The findings, published online the Journal of the American College of Cardiology by Frants Pedersen, MD, PhD and colleagues, found all these patients have good survival odds. The colleagues work at University of Copenhagen’s Rigshospitalet’s cardiology department in Copenhagen, Denmark.
About 7.3% of 2,804 Danish patients tracked died within 30 days. But after a year, only another 1.1% died of cardiac causes. Most deaths that occurred in the group (patients were followed for average of 4.7 years) were from non-cardiac causes. PCI was shown to be effective and safe.
“In the median follow-up period of 4.7 years, 717 patients died. Whereas 30-day, 1-year, and 5-year all-cause mortality rates were 7.9%, 11.4%, and 23.3%, respectively, the corresponding cardiac mortality rates were 7.3%, 8.4%, and 13.8% respectively.,” Pedersen wrote.

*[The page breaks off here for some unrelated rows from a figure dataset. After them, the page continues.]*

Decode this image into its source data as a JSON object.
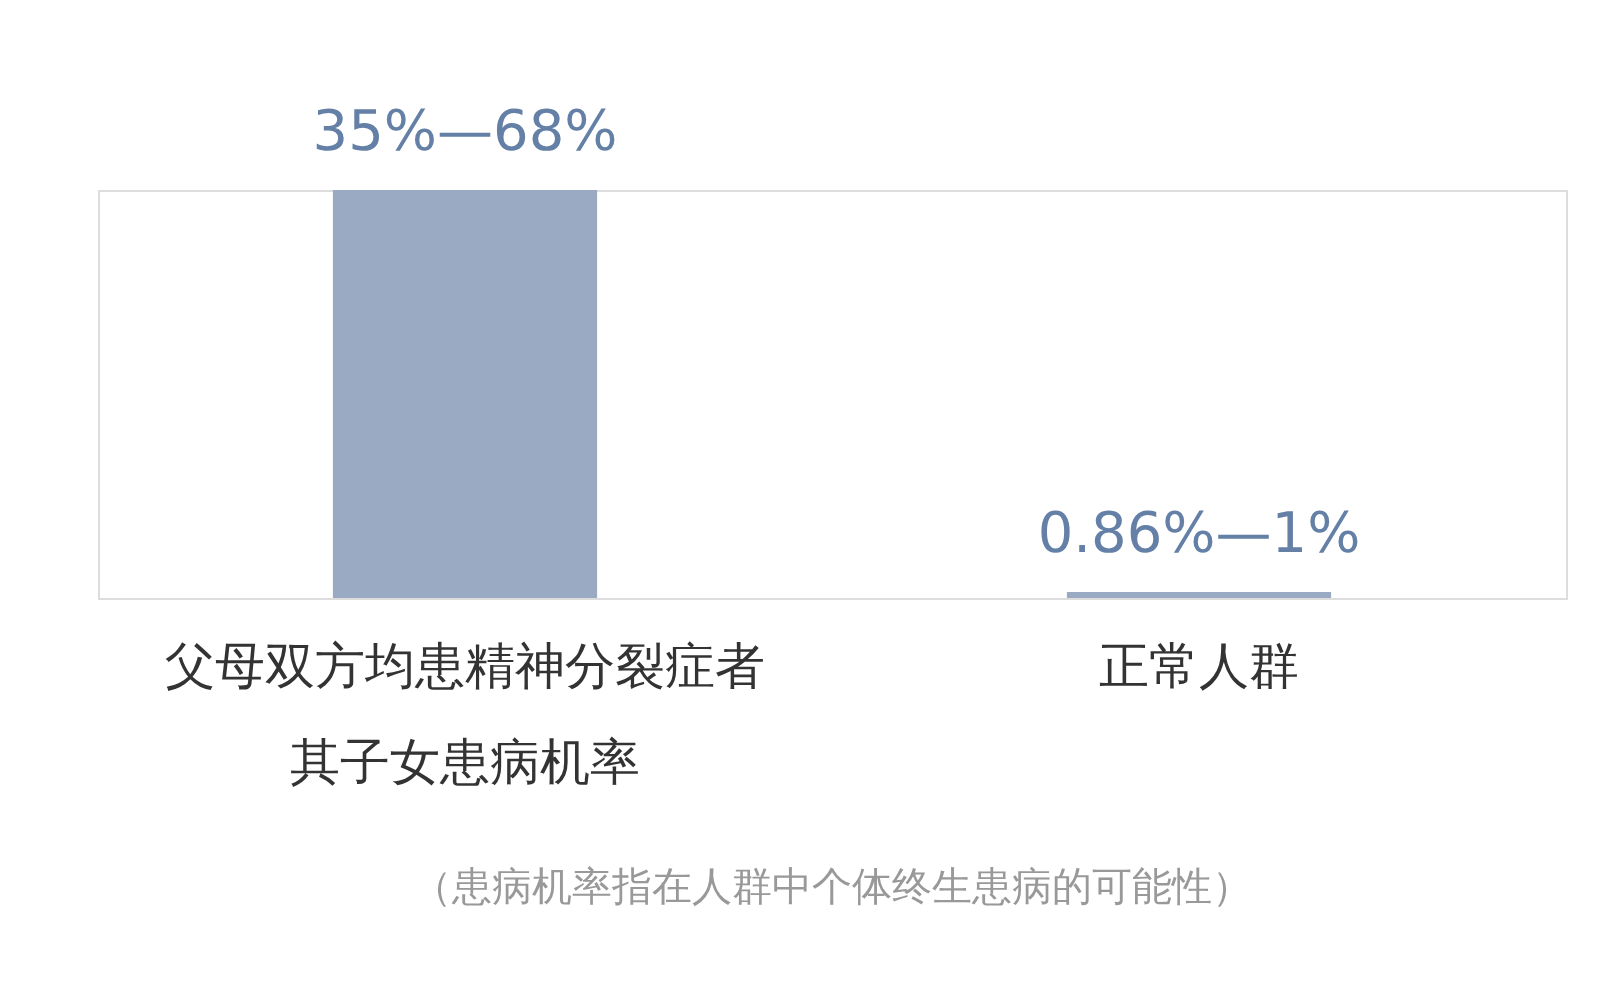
{
  "chart_data": {
    "type": "bar",
    "categories": [
      "父母双方均患精神分裂症者其子女患病机率",
      "正常人群"
    ],
    "values": [
      68,
      1
    ],
    "value_labels": [
      "35%—68%",
      "0.86%—1%"
    ],
    "color": "#9aaac2",
    "annotations": [
      "（患病机率指在人群中个体终生患病的可能性）"
    ]
  }
}
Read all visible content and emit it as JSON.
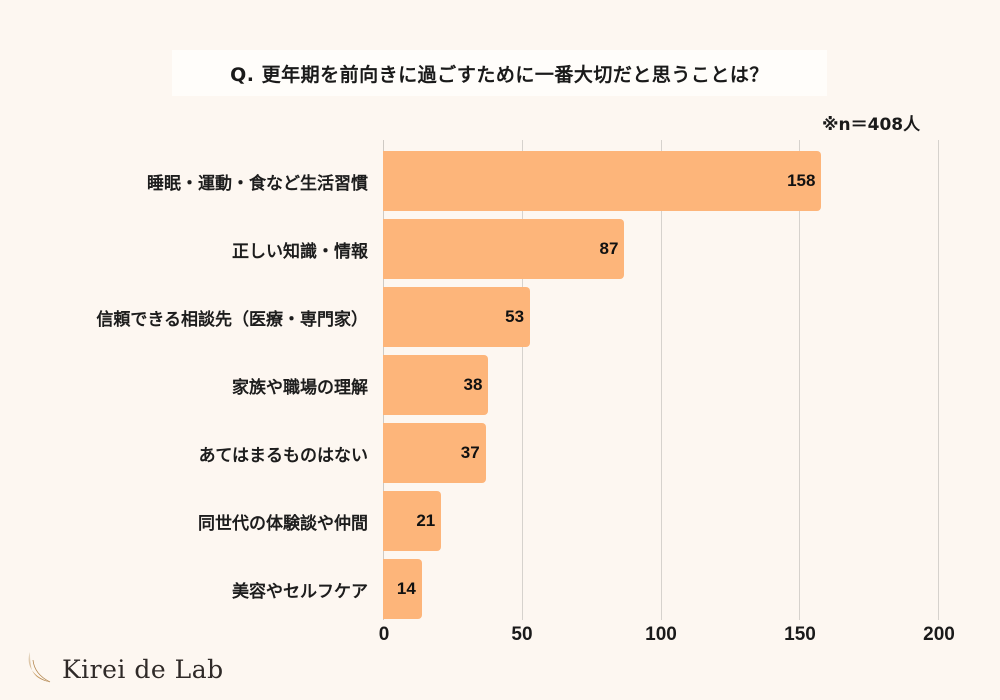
{
  "title": "Q. 更年期を前向きに過ごすために一番大切だと思うことは？",
  "sample_note": "※n＝408人",
  "colors": {
    "background": "#fdf7f1",
    "bar": "#fdb57a",
    "title_box": "#fffdfa",
    "gridline": "#d6d2cd"
  },
  "axis": {
    "ticks": [
      "0",
      "50",
      "100",
      "150",
      "200"
    ]
  },
  "bars": [
    {
      "label": "睡眠・運動・食など生活習慣",
      "value": "158"
    },
    {
      "label": "正しい知識・情報",
      "value": "87"
    },
    {
      "label": "信頼できる相談先（医療・専門家）",
      "value": "53"
    },
    {
      "label": "家族や職場の理解",
      "value": "38"
    },
    {
      "label": "あてはまるものはない",
      "value": "37"
    },
    {
      "label": "同世代の体験談や仲間",
      "value": "21"
    },
    {
      "label": "美容やセルフケア",
      "value": "14"
    }
  ],
  "logo": {
    "text": "Kirei de Lab",
    "icon": "feather-icon"
  },
  "chart_data": {
    "type": "bar",
    "orientation": "horizontal",
    "title": "Q. 更年期を前向きに過ごすために一番大切だと思うことは？",
    "annotation": "※n＝408人",
    "categories": [
      "睡眠・運動・食など生活習慣",
      "正しい知識・情報",
      "信頼できる相談先（医療・専門家）",
      "家族や職場の理解",
      "あてはまるものはない",
      "同世代の体験談や仲間",
      "美容やセルフケア"
    ],
    "values": [
      158,
      87,
      53,
      38,
      37,
      21,
      14
    ],
    "xlabel": "",
    "ylabel": "",
    "xlim": [
      0,
      200
    ],
    "xticks": [
      0,
      50,
      100,
      150,
      200
    ],
    "grid": "vertical",
    "legend": "none",
    "data_labels": "inside-end"
  }
}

The main causes of early death were cardiogenic shock, anoxic brain damage due to cardiac arrest, and malignant arrhythmias.
“Patients who survive the first month after an STEMI treated with primary PCI have an excellent prognosis,” he said.
But the findings also suggest that focusing solely on whether the PCI procedures worked is not enough. Some of the non-cardiac deaths were likely avoidable if patients had taken preventive measures.
In an accompanying editorial comment, Mark Hlatsky MD, of the Stanford University School of Medicine, wrote “We cannot rest on our laurels after successful treatment of an acute MI.” Physicians should “recognize the factors, both cardiac and non-cardiac, that pose the greatest risk to patients who survive an MI and initiate the therapies and behavior changes that will reduce the risk of late mortality.” Those might include lifestyle changes and particular rehabilitation programs, for instance.